Giuseppe Castiglione, the president of the UPI (the national association of Italian provinces), denounced the program on July 23, saying that the proposed cuts to local boards will make it difficult to even start the next school year. He added that the proposed cuts (of €500 million for year 2013 and €1 billion for 2014) should be reduced to €176 million for 2013 and €532 million for 2014, in order to exclude services that are directly provided to residents.

The Italian union CGIL has expressed concerns for the dire consequences of the decree in the public sectors. Cutbacks on Municipalities, amounting to €2 billion, will make it difficult even to pay August’s wages, said Federico Bozzanca, head of the Public Service Sector- CGIL. Bozzanca also denounced the fact that the whole system of local service is facing collapse, should the proposed cutbacks go through.
Meanwhile, a national day of protest was launched on July 27, 2012, by two Italian unions representing public employees, CGIL (a left-wing union, which is also the biggest Italian union) and UIL (a right-wing, formerly socialist, union, cooperating with governments of various colors). The workers protested against Monti’s politics of austerity, affecting the quality of crucial public services such as education and healthcare, and asking for sacrifices, once again, from the working class. Marches and rallies were held in several Italian cities, including Milan and Rome.

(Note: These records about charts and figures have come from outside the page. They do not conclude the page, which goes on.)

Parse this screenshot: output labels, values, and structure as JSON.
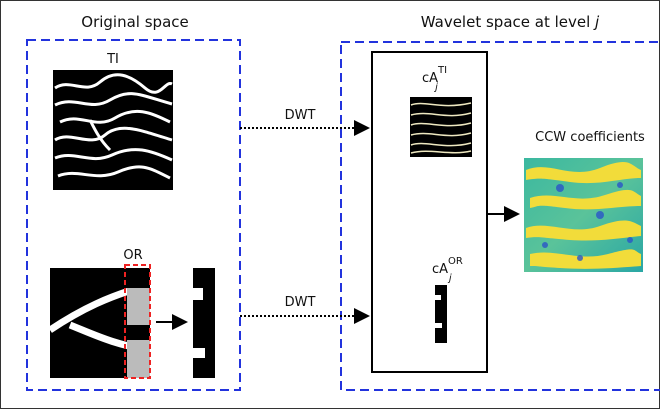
{
  "original_space": {
    "title": "Original space",
    "ti_label": "TI",
    "or_label": "OR"
  },
  "wavelet_space": {
    "title": "Wavelet space at level",
    "title_level": "j",
    "ca_ti": {
      "base": "cA",
      "sup": "TI",
      "sub": "j"
    },
    "ca_or": {
      "base": "cA",
      "sup": "OR",
      "sub": "j"
    },
    "ccw_label": "CCW coefficients"
  },
  "arrows": [
    "DWT",
    "DWT"
  ]
}
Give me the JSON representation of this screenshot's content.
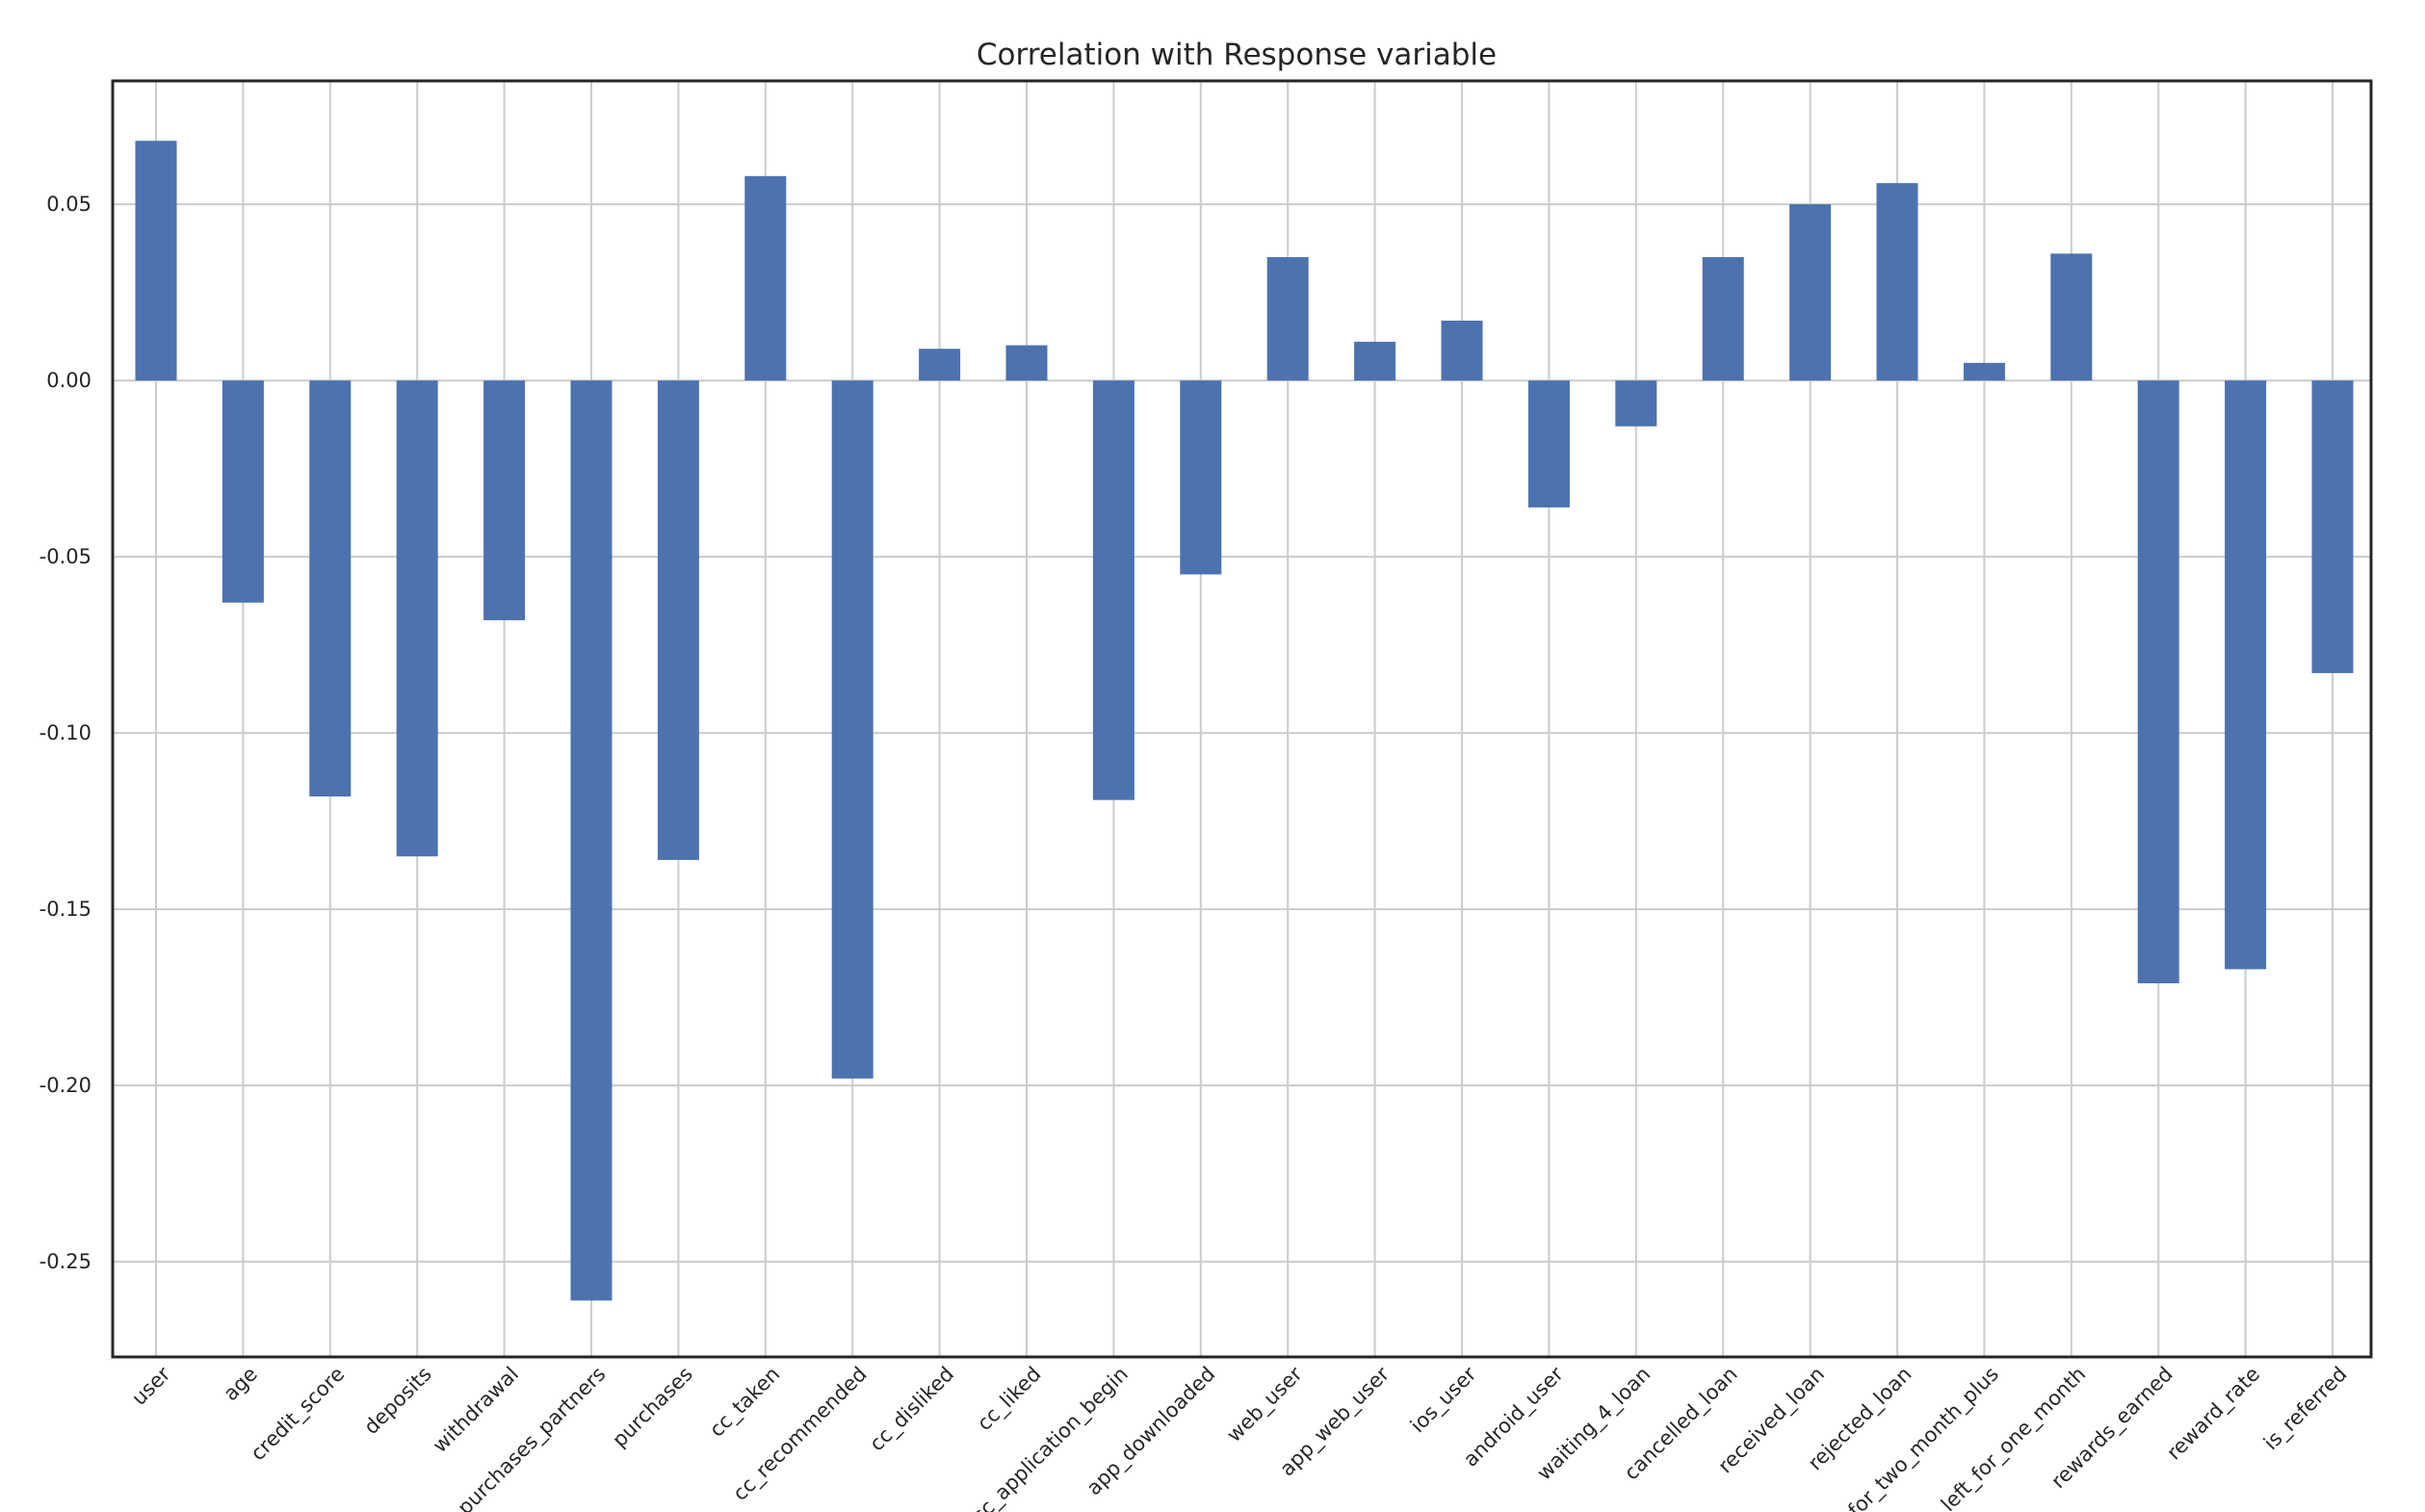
{
  "chart_data": {
    "type": "bar",
    "title": "Correlation with Response variable",
    "xlabel": "",
    "ylabel": "",
    "ylim": [
      -0.277,
      0.085
    ],
    "yticks": [
      0.05,
      0.0,
      -0.05,
      -0.1,
      -0.15,
      -0.2,
      -0.25
    ],
    "ytick_labels": [
      "0.05",
      "0.00",
      "-0.05",
      "-0.10",
      "-0.15",
      "-0.20",
      "-0.25"
    ],
    "grid": true,
    "legend": "none",
    "bar_color": "#4c72b0",
    "categories": [
      "user",
      "age",
      "credit_score",
      "deposits",
      "withdrawal",
      "purchases_partners",
      "purchases",
      "cc_taken",
      "cc_recommended",
      "cc_disliked",
      "cc_liked",
      "cc_application_begin",
      "app_downloaded",
      "web_user",
      "app_web_user",
      "ios_user",
      "android_user",
      "waiting_4_loan",
      "cancelled_loan",
      "received_loan",
      "rejected_loan",
      "for_two_month_plus",
      "left_for_one_month",
      "rewards_earned",
      "reward_rate",
      "is_referred"
    ],
    "values": [
      0.068,
      -0.063,
      -0.118,
      -0.135,
      -0.068,
      -0.261,
      -0.136,
      0.058,
      -0.198,
      0.009,
      0.01,
      -0.119,
      -0.055,
      0.035,
      0.011,
      0.017,
      -0.036,
      -0.013,
      0.035,
      0.05,
      0.056,
      0.005,
      0.036,
      -0.171,
      -0.167,
      -0.083
    ]
  }
}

The protest of the public employees closely follows several other protests launched in other sectors. On July 23, a day of mobilization of healthcare workers was organized by the aforementioned CGIL and UIL, together with the Catholic union CISL. Protest events were held in more than 100 cities across Italy. On July 26, the CGIL launched a day of protest for the so-called “esodati”, the workers left outside of the social security system by the recent reform of Minister Elsa Fornero (as a consequence 390,000 workers risk not receiving their retirement check). The CGIL has announced that more mobilizations and protests will come in the next months. A General Strike of the public sector has been called for September 28, 2012.

Opposition against the “spending review” is not only coming from labour and the public administration but also from non-policitized, or even downright conservative, sectors such as the pharmaceutical lobbies. On July 26 the day of protest was launched across the country by Federfarma, the national association of pharmacies; while in Genova 300 pharmacists also held a march. They were protesting against the rise in the pharmaceutical dues for the regions and the reduction of the pharmaceutical spending included in the decree. The government, however, cancelled some of these measures on July 25 under the pressure from the PDL and PD.